The pain in walking in total darkness us more than we can think of or what we think it will ever be.
It will definitely change ones life drastically, in the physical aspect. I will no longer be capable of doing things I was used to. For example, maybe you were someone that likes going to the gym on a daily basis in order to keep fit and keep that shape intact, in no time you will lose that fitted shape that every other person is dying for, you won't be free to do what you have always wanted to do.
My life will be restricted to a minimal level.
In the emotional aspect, I will be kinda happy because my emotional stress will reduce, and I will be free from emotional trauma, people will care for me, people will want to help me, those that care not about my existence would care more about me and I will no longer be lonely.

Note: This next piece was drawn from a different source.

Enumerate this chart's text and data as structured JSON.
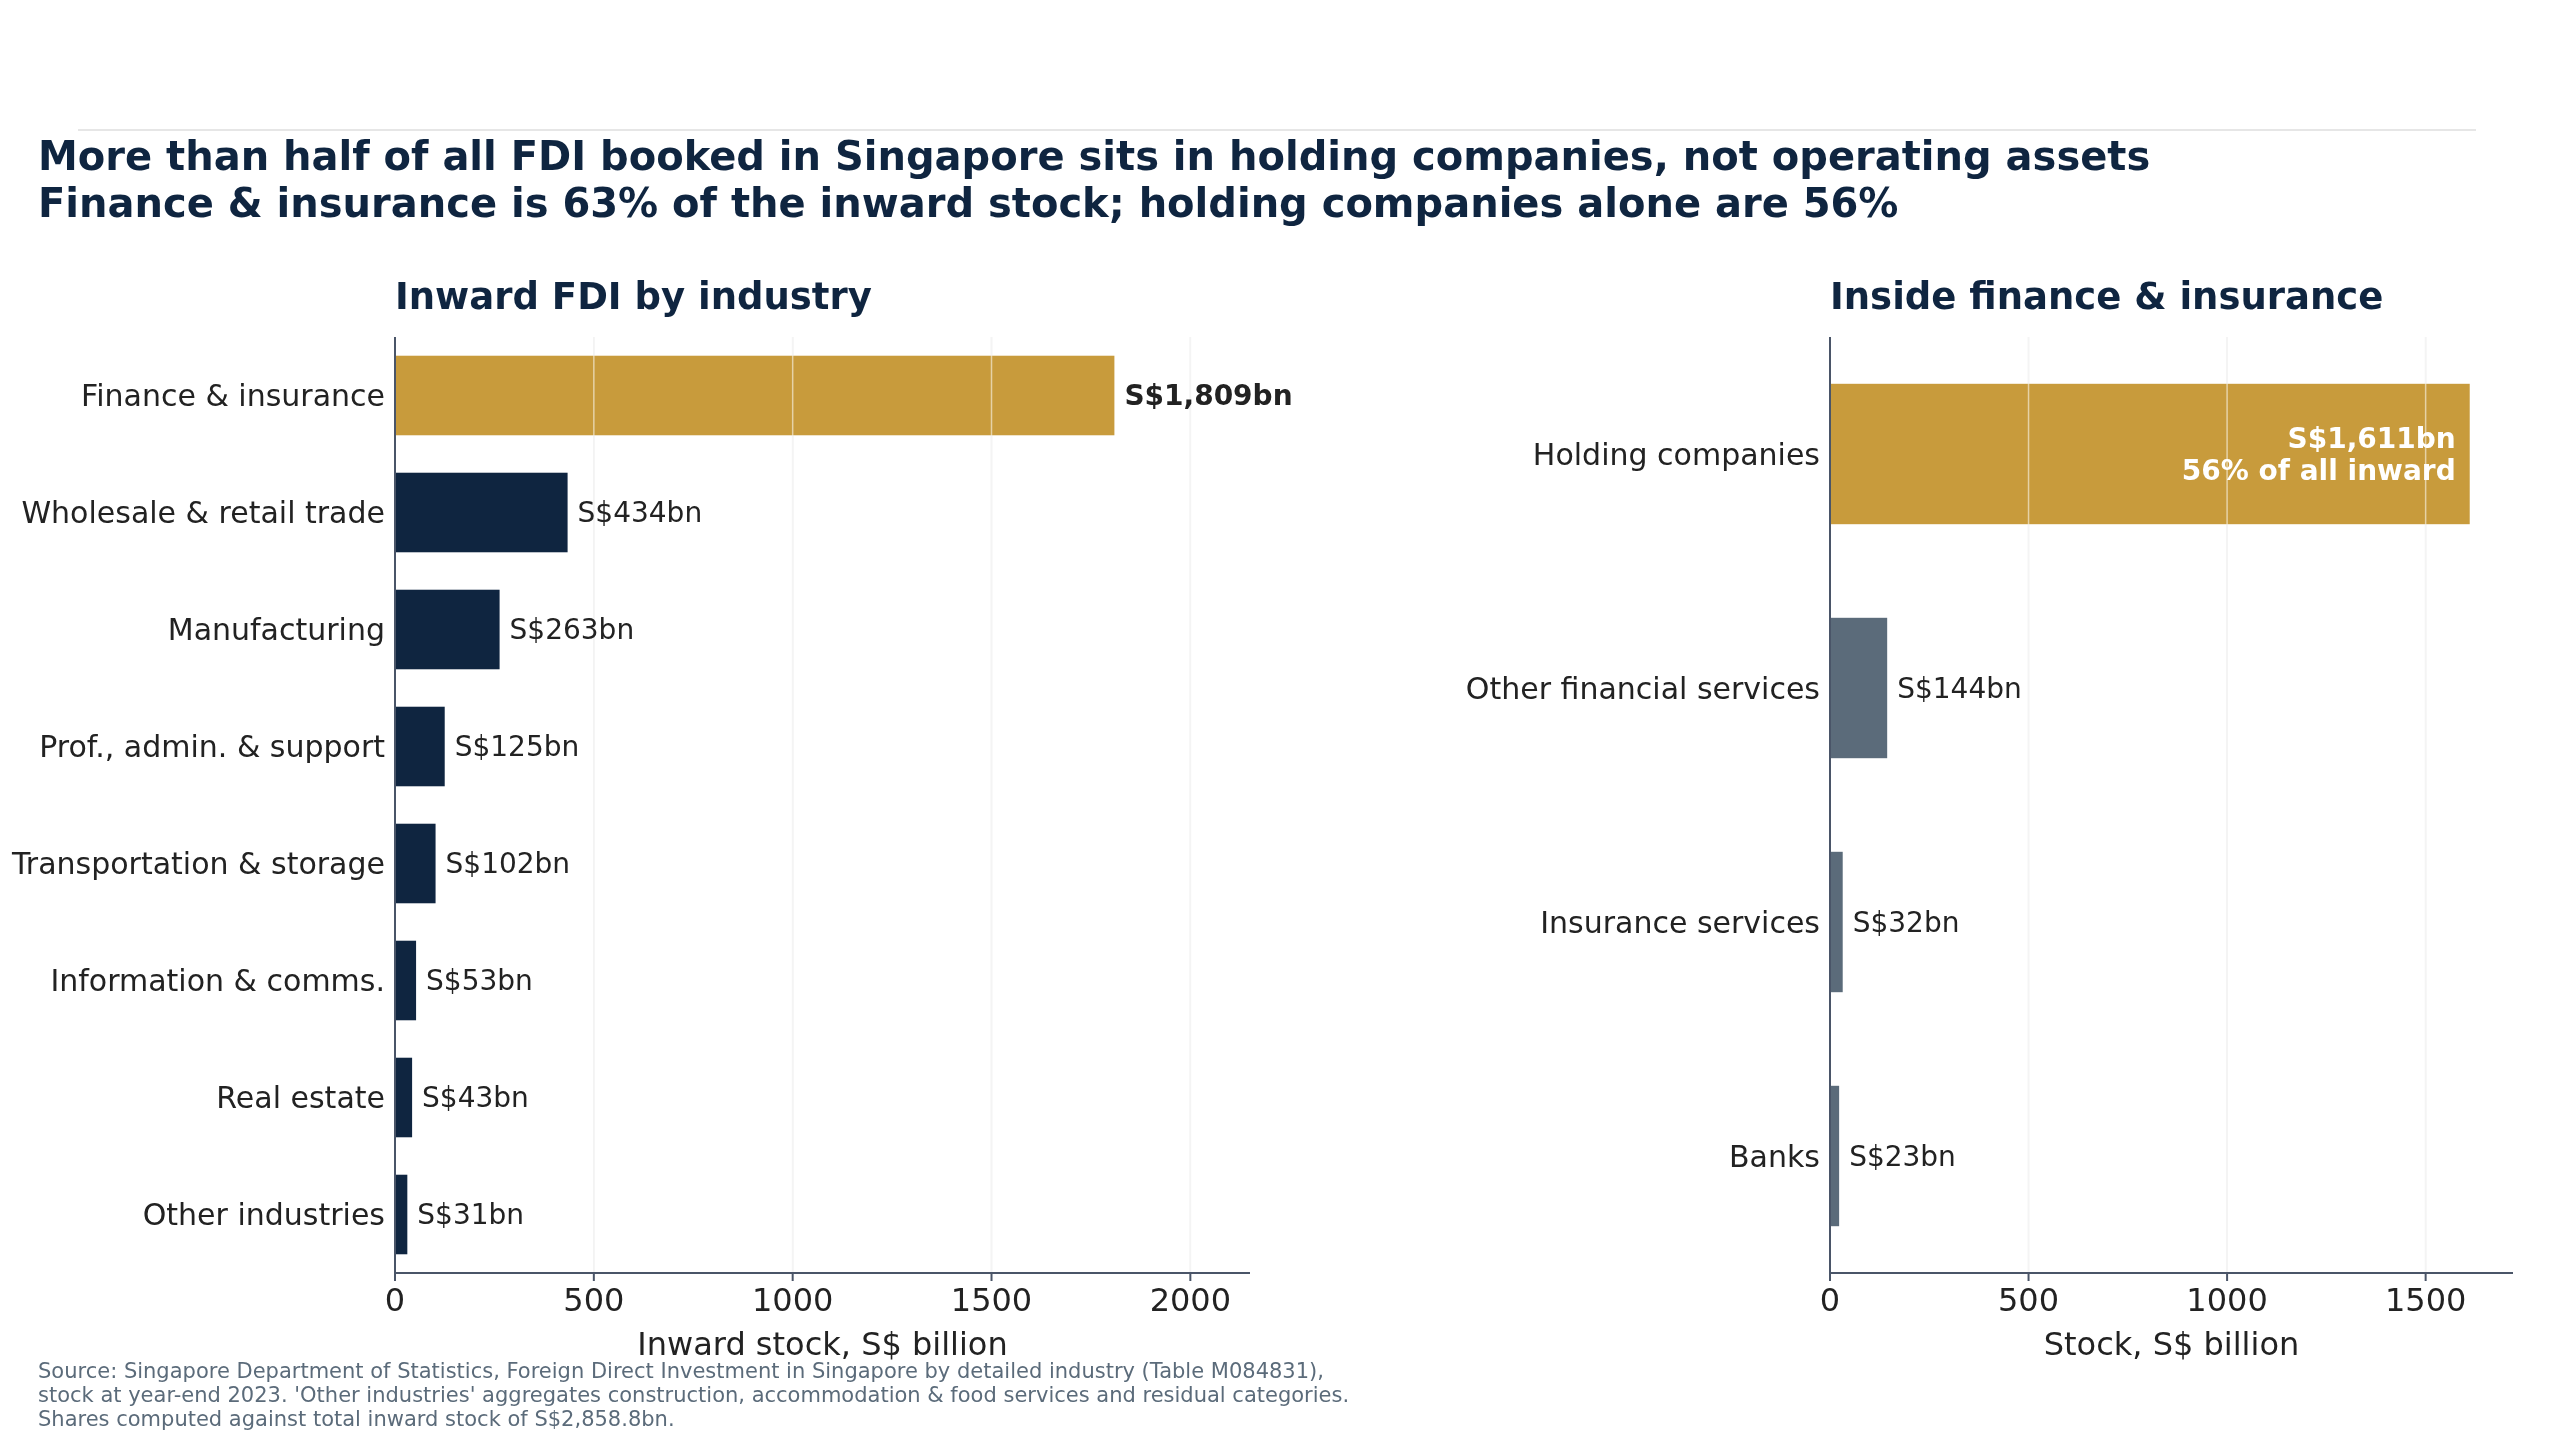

Although, I will miss so many things, firstly, I will miss dressing up in the morning going to my place of work,
pressing laptop all day, walking all day in my heels feeling like an office lady, I will miss doing my house chores on my own, going to cinema to watch movies, going for shopping, I will miss seeing my beautiful family, I will miss my dream of having a right future.
The benefit of this is that I will know which of my families and friends really love me wholeheartedly, who is really for me.
It won't be easy to cope with the situation of total darkness but I will just keep hoping that one day I will go back to being that lady that has her sight intact and was full of life. I will try to cope with the hope of a better tomorrow.